Many manufacturing companies use industrial equipment, tools and machines to produce products and parts. Each machine used on the production line is operated, monitored and maintained by machine operators. These professionals can specialize in a variety of industrial machines, including high-tech equipment. The duties and responsibilities of a machine operator vary, and depend on the type of production environment they work in.
Generally, there is no minimum education requirement for this occupation, but employers prefer those who obtained a high school diploma or GED. Because machine operators use heavy production equipment, many employers require prospective machine operators to pas a drug test and physical. Computer skills can also help machine operators, as many production environments have become automated using computerized machines. Qualified applicants receive several weeks of on-the-job training.
Preparation and Operation
Machine operators prepare the machine for each production task.
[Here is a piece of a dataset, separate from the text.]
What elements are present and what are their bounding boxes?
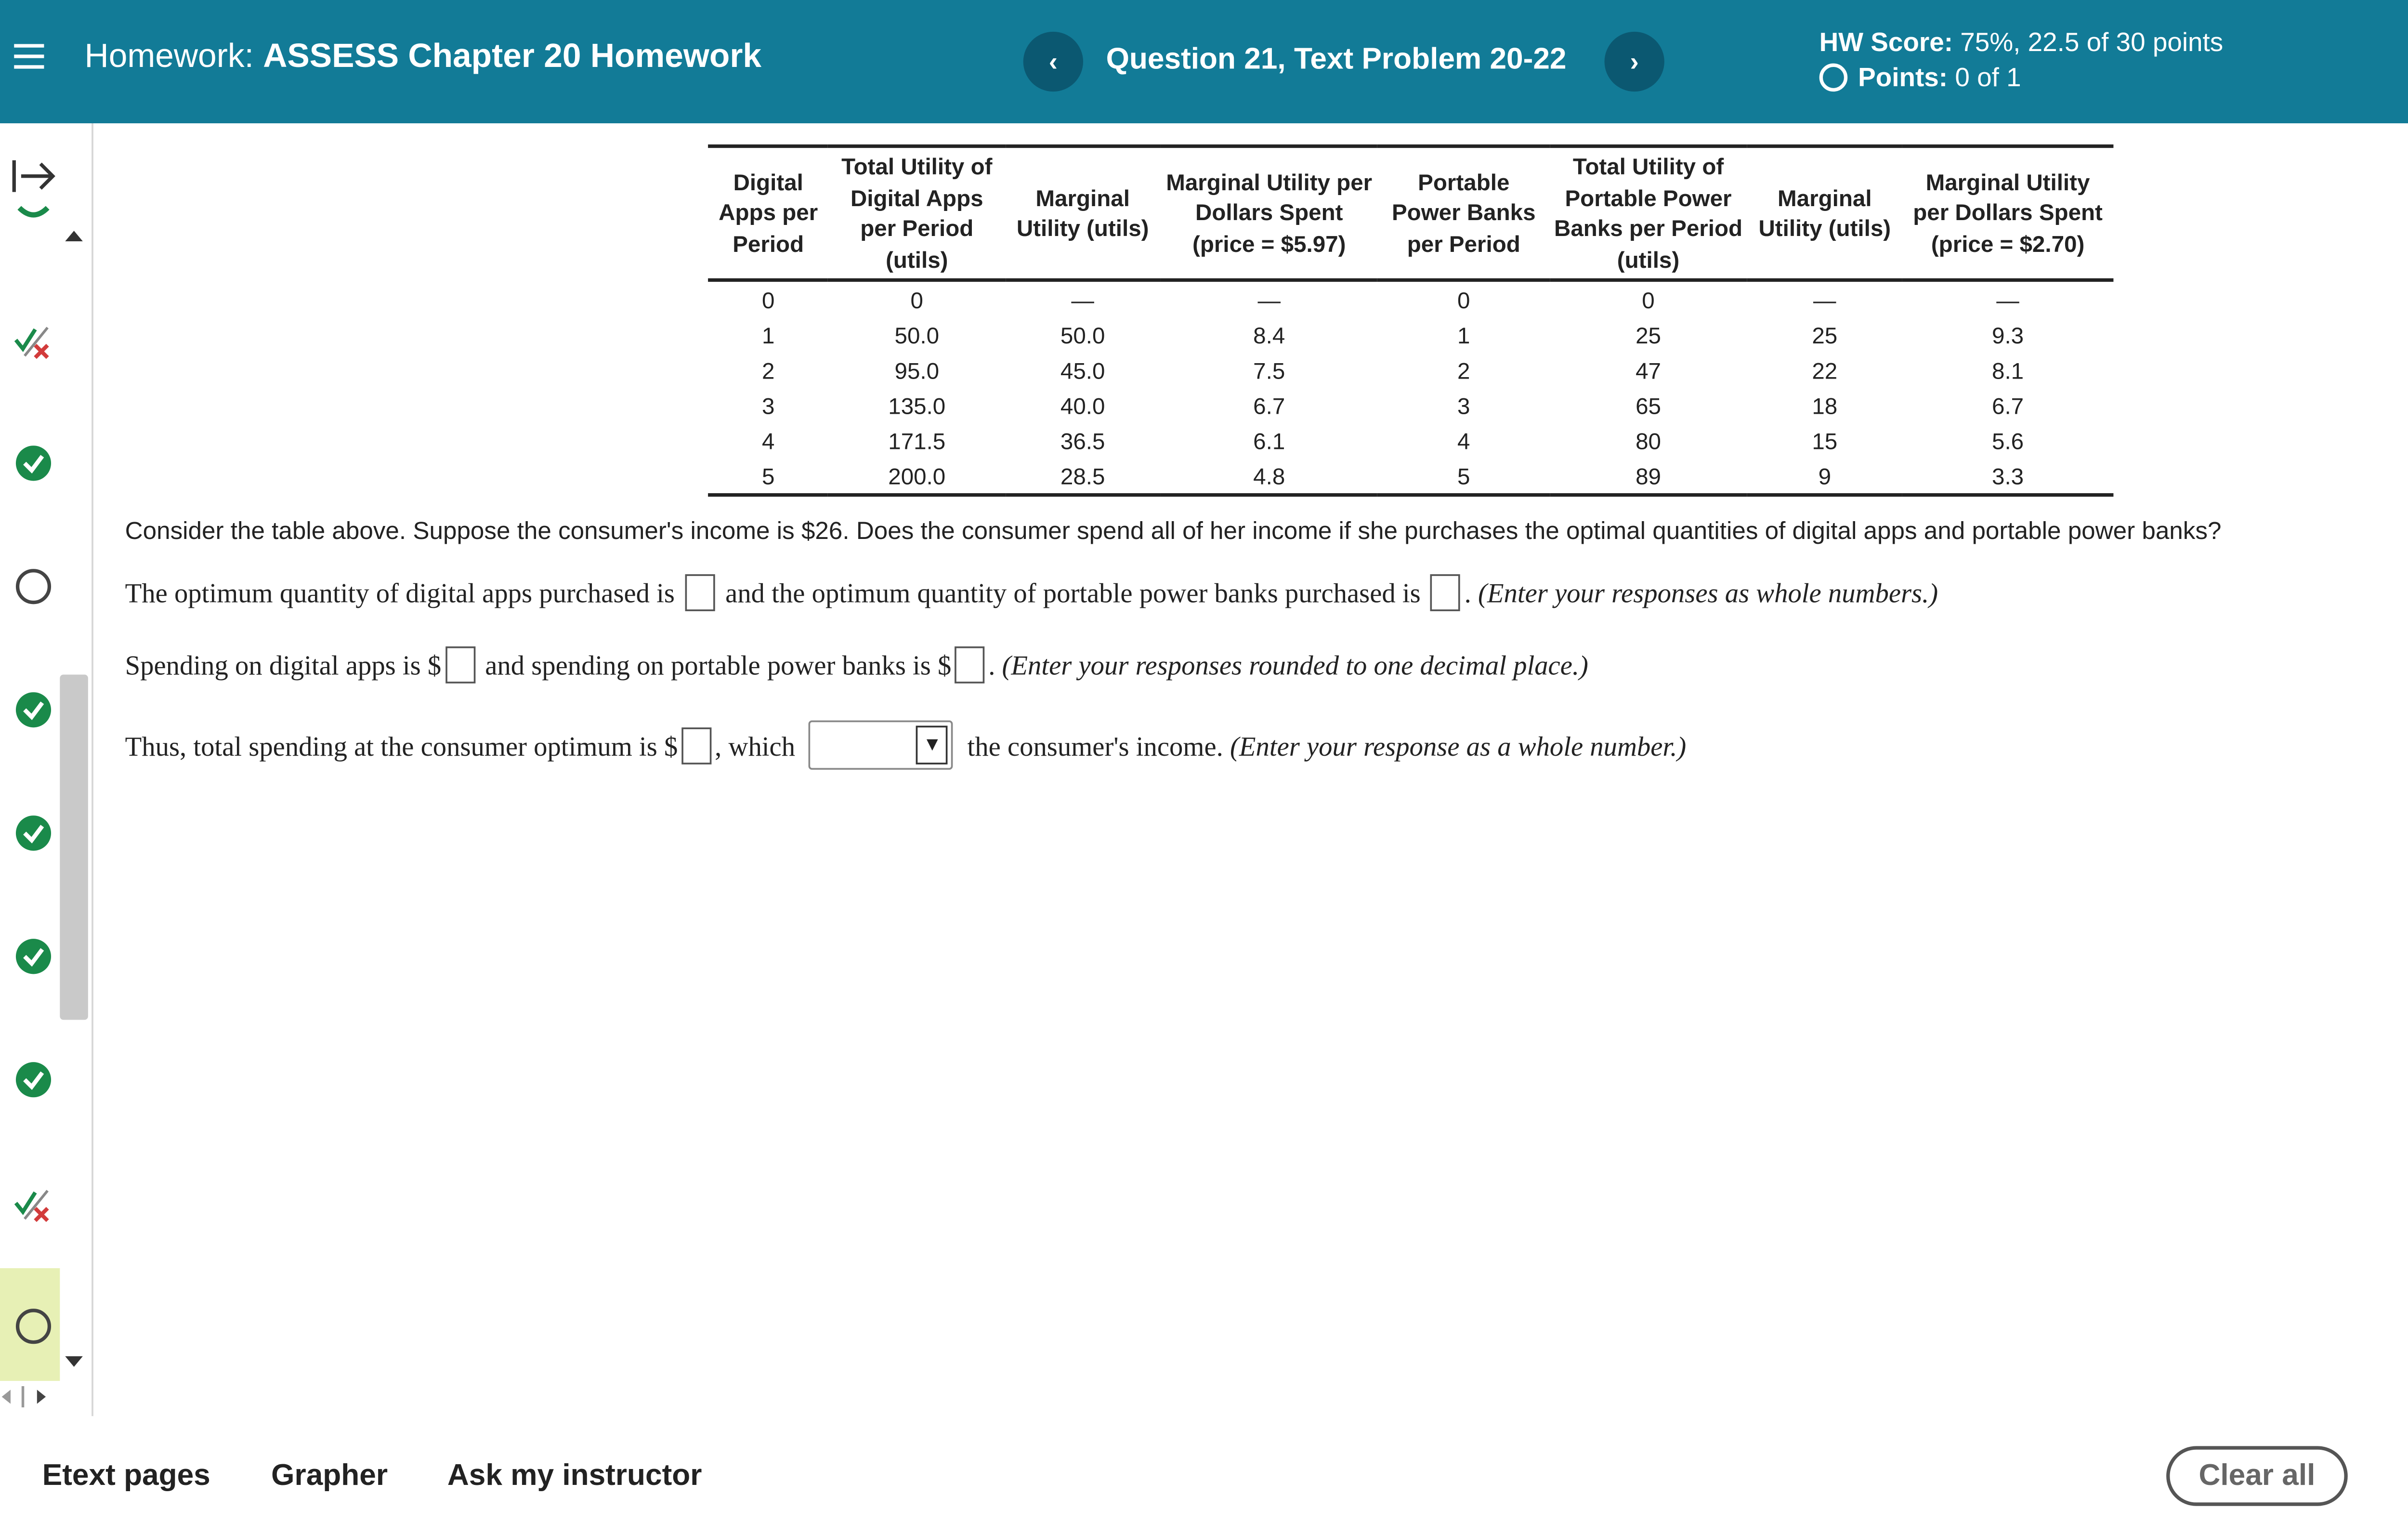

This can include entering information such as sizes, shapes or cutting information into computer-controlled machines, or adjusting machine settings such as speed. They perform tests to ensure the machine is set properly, and then operate the machine for normal production. This can include putting each part or piece into the machine, unless the production line is fully automated.
Monitoring and Maintenance
While the machine is operating, machine operators monitor the equipment to ensure proper function throughout the production process. They also randomly test or measure products or parts to ensure that they meet specifications. After production is completed, they clean or recalibrate machines. They also create production reports for the machines they operate.
Careers and Salary
Technological advances will slow growth for machine operators through 2020, according to the Bureau of Labor Statistics. Job opportunities will be best for computer-controlled machine operators, whose field is expected to increase by 19 percent during that timeframe. This compares to a 14 percent average growth predicted for all U.S. occupations. Salaries vary greatly for machine operators and depend on their skills. In 2010, the BLS estimated average salaries ranging from $13.54 to $22.07 per hour.